What is being discussed in the Arizona State Legislature is increasing the state sales tax from 5.5 percent to 6.6 percent, and the local sales tax and state tax would be added on as they are now.
Sedona Assistant City Manager Alison Zelms said increasing the sales tax could result in making the revenue streams for the state more stable.
She said a lot depends on what it would mean to the state to increase its sales tax by 1.1 percent.
“Would that go to the state?” Zelms asked, in wondering if Sedona would see any amount of the increase.
However, the state cannot raise the state sales tax. Only voters can change the tax rate. The state could put the issue on the November ballot, though.
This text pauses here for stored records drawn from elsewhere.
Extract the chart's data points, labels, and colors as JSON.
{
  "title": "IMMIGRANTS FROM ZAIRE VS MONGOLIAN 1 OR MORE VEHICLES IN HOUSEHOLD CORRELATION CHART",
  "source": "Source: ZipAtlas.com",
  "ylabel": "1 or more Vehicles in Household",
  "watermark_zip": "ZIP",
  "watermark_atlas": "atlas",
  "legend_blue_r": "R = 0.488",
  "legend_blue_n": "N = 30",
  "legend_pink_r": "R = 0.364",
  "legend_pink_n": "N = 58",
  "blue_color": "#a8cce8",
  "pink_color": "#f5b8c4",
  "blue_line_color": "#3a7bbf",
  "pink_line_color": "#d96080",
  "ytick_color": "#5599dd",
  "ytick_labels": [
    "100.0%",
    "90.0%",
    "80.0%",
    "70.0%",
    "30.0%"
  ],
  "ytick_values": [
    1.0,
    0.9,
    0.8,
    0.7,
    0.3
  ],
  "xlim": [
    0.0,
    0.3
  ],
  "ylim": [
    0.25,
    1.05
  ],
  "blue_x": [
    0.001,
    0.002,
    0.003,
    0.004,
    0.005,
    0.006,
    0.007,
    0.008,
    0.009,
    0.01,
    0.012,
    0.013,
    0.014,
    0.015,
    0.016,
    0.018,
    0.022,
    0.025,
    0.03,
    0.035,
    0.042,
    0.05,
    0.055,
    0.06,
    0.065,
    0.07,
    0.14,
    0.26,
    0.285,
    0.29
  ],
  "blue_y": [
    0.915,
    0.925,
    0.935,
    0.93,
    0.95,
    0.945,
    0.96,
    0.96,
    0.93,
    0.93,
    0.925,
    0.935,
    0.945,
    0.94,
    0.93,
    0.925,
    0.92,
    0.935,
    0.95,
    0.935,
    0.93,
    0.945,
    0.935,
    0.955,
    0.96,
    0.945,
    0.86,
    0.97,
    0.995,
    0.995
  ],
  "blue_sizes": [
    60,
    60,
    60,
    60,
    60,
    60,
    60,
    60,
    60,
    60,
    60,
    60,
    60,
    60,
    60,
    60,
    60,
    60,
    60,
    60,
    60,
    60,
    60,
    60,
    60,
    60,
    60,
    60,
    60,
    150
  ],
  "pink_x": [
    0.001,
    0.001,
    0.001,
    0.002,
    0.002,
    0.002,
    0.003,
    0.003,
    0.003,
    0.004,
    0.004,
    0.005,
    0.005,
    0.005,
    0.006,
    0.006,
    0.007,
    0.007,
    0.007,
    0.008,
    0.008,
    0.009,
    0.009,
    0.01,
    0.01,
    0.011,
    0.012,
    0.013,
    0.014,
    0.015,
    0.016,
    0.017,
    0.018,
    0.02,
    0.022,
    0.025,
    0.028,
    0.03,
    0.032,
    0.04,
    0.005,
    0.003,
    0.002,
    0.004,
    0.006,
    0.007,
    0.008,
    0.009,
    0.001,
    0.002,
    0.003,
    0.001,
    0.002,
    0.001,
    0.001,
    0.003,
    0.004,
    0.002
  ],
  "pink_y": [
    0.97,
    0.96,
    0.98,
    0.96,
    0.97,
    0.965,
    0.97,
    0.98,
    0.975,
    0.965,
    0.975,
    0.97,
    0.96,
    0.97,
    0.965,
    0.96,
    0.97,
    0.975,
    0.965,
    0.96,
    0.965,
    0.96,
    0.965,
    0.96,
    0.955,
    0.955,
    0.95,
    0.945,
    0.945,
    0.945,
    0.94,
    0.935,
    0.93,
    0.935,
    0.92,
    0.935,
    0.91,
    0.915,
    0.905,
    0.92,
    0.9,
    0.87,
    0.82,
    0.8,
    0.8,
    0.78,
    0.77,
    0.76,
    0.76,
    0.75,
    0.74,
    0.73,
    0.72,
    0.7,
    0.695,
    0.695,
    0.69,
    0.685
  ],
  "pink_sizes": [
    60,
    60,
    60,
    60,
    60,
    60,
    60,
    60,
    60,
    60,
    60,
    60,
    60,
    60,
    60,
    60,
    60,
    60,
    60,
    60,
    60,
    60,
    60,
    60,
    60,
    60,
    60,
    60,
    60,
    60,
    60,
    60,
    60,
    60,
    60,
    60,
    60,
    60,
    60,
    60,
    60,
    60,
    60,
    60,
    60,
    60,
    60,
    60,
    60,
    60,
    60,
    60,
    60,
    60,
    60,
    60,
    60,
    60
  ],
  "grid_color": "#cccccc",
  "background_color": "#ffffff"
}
“If approved, it gives us more confidence in state sales tax but will [give us] no significant increase,” she said, adding the city’s sales tax rate would stay the same at 3 percent.
Tom Belshe, deputy director of the Arizona League of Cities and Towns, said if the increase is approved by voters, consumers might decide to shop less.
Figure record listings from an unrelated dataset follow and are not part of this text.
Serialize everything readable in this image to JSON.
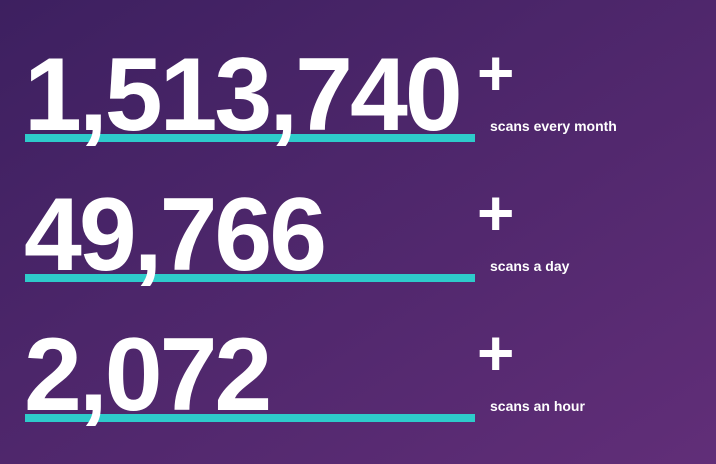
{
  "stats": [
    {
      "value": "1,513,740",
      "plus": "+",
      "label": "scans every month"
    },
    {
      "value": "49,766",
      "plus": "+",
      "label": "scans a day"
    },
    {
      "value": "2,072",
      "plus": "+",
      "label": "scans an hour"
    }
  ]
}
However, he said voters need to decide if they want valuable service like police and education to be cut further or if they want to pay another 1 percent in state sales tax.
He said if it comes to a referendum and voters oppose increasing the tax rate, the state would almost have to reduce the budgets of state agencies to go on top of the cuts already made.
“People want more services, not less,” he said. “It’s one or the other.”
He also said the extra 1.1 percent would go directly back to the state and the communities collecting it would see none of it.
He said since the additional sales tax would affect the entire state, it would not be a deterrent for people to travel to other areas in the state. He said the 1.1 percent would affect Sedona, Phoenix and every other city and town.
“It’s a state tax that you can’t escape,” Belshe said. “People [would] definitely spend
less because of the additional tax.”
He said businesses thinking about moving to Arizona may not do so if they see these type of services are being cut.